Creatine is a naturally occurring amino acid found in the muscles, responsible for everything from cellular energy to proper muscle contractions.

But it’s also a fan-favorite supplement!

This easy-to-mix white powder can drive both strength and mass gains, and there’s plenty of research to back up those claims.

For example, after using creatine for just nine weeks, college football players added 8.7% to their squat, 3.8% to their power clean, and 5.2% to their bench press (2001).

Creatine combined with resistance training can also boost strength by 8% more and athletic performance by 14% more than placebo groups (2003).

Whey Protein Powder

Whey protein is one of the best ways to encourage muscle protein synthesis and repair after a resistance training (or even a cardio) workout.
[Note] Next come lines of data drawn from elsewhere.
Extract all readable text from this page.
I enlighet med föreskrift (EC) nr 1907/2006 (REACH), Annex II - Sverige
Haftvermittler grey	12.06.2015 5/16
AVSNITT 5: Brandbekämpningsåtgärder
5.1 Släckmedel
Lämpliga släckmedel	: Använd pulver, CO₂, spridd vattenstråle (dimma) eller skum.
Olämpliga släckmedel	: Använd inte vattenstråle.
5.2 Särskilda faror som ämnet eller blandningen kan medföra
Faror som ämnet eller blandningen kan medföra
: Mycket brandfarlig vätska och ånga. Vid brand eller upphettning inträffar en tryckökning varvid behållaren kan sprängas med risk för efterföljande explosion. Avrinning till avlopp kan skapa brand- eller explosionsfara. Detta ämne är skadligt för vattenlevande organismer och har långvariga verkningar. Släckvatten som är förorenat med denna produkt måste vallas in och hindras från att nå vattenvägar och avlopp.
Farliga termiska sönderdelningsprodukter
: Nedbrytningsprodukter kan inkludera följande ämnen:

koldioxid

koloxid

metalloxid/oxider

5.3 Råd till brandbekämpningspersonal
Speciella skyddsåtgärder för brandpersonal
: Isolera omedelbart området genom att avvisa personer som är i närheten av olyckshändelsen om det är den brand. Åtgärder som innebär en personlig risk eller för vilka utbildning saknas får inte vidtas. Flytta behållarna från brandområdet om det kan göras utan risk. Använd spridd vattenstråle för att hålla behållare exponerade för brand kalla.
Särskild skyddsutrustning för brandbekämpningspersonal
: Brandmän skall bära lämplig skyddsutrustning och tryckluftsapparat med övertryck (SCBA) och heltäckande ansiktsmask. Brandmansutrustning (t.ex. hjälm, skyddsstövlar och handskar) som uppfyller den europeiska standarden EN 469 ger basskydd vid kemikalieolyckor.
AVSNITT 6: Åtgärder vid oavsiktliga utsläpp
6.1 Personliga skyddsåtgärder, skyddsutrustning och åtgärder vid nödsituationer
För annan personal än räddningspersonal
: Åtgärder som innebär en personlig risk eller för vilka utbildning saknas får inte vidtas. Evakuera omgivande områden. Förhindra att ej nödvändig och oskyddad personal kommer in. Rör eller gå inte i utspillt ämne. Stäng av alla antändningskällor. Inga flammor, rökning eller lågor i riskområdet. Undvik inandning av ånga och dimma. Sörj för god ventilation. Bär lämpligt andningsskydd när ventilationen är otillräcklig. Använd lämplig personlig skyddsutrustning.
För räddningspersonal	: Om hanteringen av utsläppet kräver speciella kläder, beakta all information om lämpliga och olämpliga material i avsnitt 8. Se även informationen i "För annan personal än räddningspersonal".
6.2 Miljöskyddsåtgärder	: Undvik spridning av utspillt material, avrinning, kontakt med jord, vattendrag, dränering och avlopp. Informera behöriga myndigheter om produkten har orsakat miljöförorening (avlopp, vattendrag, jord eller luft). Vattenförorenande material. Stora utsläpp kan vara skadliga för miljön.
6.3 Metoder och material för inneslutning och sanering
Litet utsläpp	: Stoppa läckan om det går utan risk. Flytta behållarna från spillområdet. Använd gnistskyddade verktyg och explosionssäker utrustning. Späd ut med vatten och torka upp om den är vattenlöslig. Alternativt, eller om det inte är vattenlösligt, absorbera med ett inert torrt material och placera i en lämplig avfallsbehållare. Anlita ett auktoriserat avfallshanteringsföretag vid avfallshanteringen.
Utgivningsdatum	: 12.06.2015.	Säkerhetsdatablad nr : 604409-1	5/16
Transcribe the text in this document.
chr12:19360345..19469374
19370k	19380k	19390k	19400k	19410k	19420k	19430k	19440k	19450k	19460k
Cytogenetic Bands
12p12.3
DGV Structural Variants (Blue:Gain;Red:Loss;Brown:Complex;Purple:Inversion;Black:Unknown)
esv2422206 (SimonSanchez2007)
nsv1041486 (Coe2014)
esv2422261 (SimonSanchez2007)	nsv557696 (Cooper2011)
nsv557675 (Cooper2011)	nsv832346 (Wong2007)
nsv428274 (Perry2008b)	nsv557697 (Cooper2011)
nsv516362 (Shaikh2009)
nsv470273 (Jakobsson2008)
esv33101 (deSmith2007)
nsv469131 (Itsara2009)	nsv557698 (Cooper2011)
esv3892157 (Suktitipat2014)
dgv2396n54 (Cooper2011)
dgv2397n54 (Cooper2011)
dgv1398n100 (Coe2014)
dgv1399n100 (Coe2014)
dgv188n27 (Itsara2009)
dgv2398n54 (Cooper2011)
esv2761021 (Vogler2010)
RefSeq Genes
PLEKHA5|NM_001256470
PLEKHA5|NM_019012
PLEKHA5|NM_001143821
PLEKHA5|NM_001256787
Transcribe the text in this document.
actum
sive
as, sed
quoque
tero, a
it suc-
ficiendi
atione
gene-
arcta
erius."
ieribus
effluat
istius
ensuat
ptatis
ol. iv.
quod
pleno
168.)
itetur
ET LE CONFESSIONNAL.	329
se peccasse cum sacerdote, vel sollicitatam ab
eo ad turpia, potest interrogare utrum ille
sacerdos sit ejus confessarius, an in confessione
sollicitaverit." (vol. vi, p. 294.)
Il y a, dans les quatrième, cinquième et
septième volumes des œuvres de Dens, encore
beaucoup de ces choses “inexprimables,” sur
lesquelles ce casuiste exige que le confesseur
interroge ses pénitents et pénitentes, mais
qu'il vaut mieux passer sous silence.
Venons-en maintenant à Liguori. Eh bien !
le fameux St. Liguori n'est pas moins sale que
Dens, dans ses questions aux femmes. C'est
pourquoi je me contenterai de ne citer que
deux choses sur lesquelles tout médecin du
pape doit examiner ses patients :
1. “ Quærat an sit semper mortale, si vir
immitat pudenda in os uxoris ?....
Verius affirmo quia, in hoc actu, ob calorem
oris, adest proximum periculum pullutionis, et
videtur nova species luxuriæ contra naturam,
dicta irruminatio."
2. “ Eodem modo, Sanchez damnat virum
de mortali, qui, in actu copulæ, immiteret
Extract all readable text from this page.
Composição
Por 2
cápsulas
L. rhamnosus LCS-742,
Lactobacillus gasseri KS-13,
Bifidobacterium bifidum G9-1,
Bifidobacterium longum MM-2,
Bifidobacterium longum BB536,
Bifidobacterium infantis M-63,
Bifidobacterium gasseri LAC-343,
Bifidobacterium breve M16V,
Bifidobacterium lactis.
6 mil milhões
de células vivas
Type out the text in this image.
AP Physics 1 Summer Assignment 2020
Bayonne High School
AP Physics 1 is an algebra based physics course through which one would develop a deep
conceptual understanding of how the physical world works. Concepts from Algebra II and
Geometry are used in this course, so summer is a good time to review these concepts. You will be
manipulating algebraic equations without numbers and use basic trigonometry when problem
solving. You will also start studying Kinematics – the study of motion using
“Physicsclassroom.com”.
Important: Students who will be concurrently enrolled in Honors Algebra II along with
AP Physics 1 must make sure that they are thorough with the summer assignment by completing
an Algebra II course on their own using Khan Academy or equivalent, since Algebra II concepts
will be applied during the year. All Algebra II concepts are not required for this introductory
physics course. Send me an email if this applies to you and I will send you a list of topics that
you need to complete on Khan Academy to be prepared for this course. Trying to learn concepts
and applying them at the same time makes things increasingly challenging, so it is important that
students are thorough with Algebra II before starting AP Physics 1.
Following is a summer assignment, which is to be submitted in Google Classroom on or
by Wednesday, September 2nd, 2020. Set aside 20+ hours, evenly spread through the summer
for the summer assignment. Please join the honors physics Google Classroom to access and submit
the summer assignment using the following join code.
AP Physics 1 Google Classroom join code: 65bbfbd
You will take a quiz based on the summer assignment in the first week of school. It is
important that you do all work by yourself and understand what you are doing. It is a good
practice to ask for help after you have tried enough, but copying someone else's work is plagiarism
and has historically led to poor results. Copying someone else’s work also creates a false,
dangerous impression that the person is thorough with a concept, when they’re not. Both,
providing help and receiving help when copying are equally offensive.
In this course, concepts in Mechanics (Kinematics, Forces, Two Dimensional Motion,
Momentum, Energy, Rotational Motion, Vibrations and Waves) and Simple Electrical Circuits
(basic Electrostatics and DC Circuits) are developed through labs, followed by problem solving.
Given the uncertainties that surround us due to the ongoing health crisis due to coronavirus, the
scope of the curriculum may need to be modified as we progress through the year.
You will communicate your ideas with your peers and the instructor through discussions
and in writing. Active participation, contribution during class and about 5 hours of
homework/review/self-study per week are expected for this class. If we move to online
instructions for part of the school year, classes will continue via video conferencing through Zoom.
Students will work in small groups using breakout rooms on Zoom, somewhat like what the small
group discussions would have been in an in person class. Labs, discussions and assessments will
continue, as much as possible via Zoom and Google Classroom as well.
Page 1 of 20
Try to choose a powder with at least 20 grams of protein per scoop, 80% protein content or higher, and as few filler and artificial ingredients as possible.

Dump a scoop into your shaker bottle, add cold water or milk, and don’t forget to schedule your post-workout protein so that it falls within the so-called “anabolic window”

How Much Lean Mass Can You Add Per Month?

The “I swear I’m natty” crew reminds us of the Parks & Rec scene where Andy returns 50 pounds lighter (while Pratt was training for GotG) and chalks it up to “I stopped drinking beer.”

Except Parks & Rec was a literal sitcom (R.I.P Lil’ Sebastian), and the character dropping that zinger also thought Buckingham Palace was Hogwarts minutes before that.

Realistically, it could take 8–12 weeks until you see somewhat thicker, more well-defined muscles when you snap your latest progress pics.